Добавить в цитаты Настройки чтения

Страница 11 из 75



   —  Чего ты меня говняешь? Мамка всю, как есть, обосрала, и ты добавляешь.

   —  Заглохни, лапотная! И не возникай под горячую руку.

   —  Она меня обозвала, как хотела, а мне нельзя. Как ей, так — успокойся мамка, а мне по морде. Она из дома гнала,— жаловалась Катька на свекровь.

   —  Эта квартира ее! Она в своем праве, впустить или выгнать, только мамке решать. Мы здесь не хозяева, поняла, дура? — толкнул Катьку в плечо.

   Кольку уже взяли электриком, и тот теперь каждое утро уходил на работу. Возвращаясь вечером, ужинал и уходил во двор к мужикам, средь них было много его друзей, и возвращался он все время пьяным. Колька будто забыл, что у него есть жена, и она скоро родит ребенка. Приходя со двора, человек ложился спать, Катьку он словно не видел. Лишь с матерью общался. Ей отдавал получку, рассказывал, как работается. Слушал, какие новости у матери. Катьку в эти разговоры не посвящали, ее не звали за общий стол. Поужинав вдвоем с Евдокией, Колька звал Катьку на кухню, и та ела одна.

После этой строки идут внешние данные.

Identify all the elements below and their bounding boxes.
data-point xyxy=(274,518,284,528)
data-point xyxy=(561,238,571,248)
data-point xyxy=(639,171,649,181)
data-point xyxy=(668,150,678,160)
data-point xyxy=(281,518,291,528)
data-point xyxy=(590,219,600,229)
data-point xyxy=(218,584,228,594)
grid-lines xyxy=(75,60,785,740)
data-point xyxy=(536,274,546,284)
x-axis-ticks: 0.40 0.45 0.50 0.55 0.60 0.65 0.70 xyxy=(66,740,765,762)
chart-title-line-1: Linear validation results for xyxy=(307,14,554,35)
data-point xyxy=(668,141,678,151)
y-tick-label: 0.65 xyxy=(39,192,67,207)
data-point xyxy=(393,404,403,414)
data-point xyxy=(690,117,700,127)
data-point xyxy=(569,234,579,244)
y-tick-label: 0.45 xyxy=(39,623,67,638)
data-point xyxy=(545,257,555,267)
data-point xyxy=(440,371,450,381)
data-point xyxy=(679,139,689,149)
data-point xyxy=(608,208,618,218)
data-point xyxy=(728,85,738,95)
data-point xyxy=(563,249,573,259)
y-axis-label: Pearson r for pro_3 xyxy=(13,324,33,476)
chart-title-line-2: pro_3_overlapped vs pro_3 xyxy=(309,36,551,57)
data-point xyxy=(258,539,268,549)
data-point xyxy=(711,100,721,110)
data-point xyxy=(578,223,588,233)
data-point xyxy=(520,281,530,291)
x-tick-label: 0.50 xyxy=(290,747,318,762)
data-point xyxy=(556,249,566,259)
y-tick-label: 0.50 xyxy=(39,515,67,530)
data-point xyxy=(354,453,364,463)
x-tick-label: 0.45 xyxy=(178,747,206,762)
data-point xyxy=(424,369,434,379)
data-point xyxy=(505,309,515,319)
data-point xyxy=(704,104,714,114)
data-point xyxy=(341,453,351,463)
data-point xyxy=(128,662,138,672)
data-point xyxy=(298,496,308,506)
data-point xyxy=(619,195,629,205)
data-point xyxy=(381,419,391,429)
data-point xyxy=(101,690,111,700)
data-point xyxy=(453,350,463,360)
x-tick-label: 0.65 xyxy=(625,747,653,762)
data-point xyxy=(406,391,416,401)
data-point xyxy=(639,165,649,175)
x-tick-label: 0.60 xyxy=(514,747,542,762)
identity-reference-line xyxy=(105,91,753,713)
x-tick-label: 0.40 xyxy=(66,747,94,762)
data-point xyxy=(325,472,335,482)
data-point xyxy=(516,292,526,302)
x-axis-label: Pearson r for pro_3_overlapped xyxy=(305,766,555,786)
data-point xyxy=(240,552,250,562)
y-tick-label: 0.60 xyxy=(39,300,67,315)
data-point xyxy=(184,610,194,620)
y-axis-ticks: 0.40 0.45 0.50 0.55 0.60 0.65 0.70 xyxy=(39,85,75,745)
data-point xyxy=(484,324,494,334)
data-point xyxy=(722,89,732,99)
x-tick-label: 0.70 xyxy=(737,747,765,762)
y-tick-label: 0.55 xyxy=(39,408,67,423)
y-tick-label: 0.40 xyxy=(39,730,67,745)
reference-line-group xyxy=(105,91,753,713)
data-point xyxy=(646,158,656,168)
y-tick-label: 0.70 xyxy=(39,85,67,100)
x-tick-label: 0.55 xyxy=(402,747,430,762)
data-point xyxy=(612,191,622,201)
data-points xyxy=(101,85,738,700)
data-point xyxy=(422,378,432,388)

   Она уже месяц ходила по городу в поисках работы. Ее могли взять дворником, посудомойщицей, уборщицей иль почтальоном, но там везде были низкие оклады, и Катька не соглашалась. Но однажды бабе все же повезло. Ее взяли на банно-прачечный комбинат. И Катька была счастлива. Она поделилась своей радостью с мужем. Свекровь не стала слушать, она после ссоры совсем не разговаривала с невесткой и не замечала Катьку в квартире.

  Теперь и она каждое утро уходила на работу, а возвращаясь, убирала в квартире, стирала, готовила. Ей никто не помогал. Свекровь и муж куда-то уходили, а Катька оставалась одна.

  Но как бы не складывалась ситуация дома, на работе у женщины все ладилось. На комбинате работало много женщин из деревень. Было нимало молодых, какие приветливо встретили и признали Катьку, учили, подсказывали, помогали. И та быстро освоилась, вошла в ритм, стала своею. Ее выручало трудолюбие, унаследованное с деревенского детства. Она любила порядок во всем, и это быстро приметили и оценили. Что же касалось сбоев в характере, то и другие были не лучше. Если грубили, хамили друг другу, на это никто не обращал внимания, быстро забывали обиды. Ссоры гасли, женщины быстро мирились и к концу дня забывали, за что поругались утром.

  Они делились всеми радостями и невзгодами, вместе обедали. И Катька скоро стала здесь своею, понятной, близкой. Ее здесь никто не обижал, а когда она рассказала, как живется в новой семье, бабы даже жалеть стали.

   —  А ты не поддавайся им, не кланяйся всякому говну. Подумаешь, интеллигенция, а жопу все равно пальцем вытирают. Ну, скажи, чем они лучше нас? Мы всегда и везде выживем, потому что никакой работой не гнушаемся. Они ни хрена не умеют кроме своего дела. Их любая беда, что тростинку ломает. Не празднуй этих придурков, докажи, что ты не хуже! — советовали ей.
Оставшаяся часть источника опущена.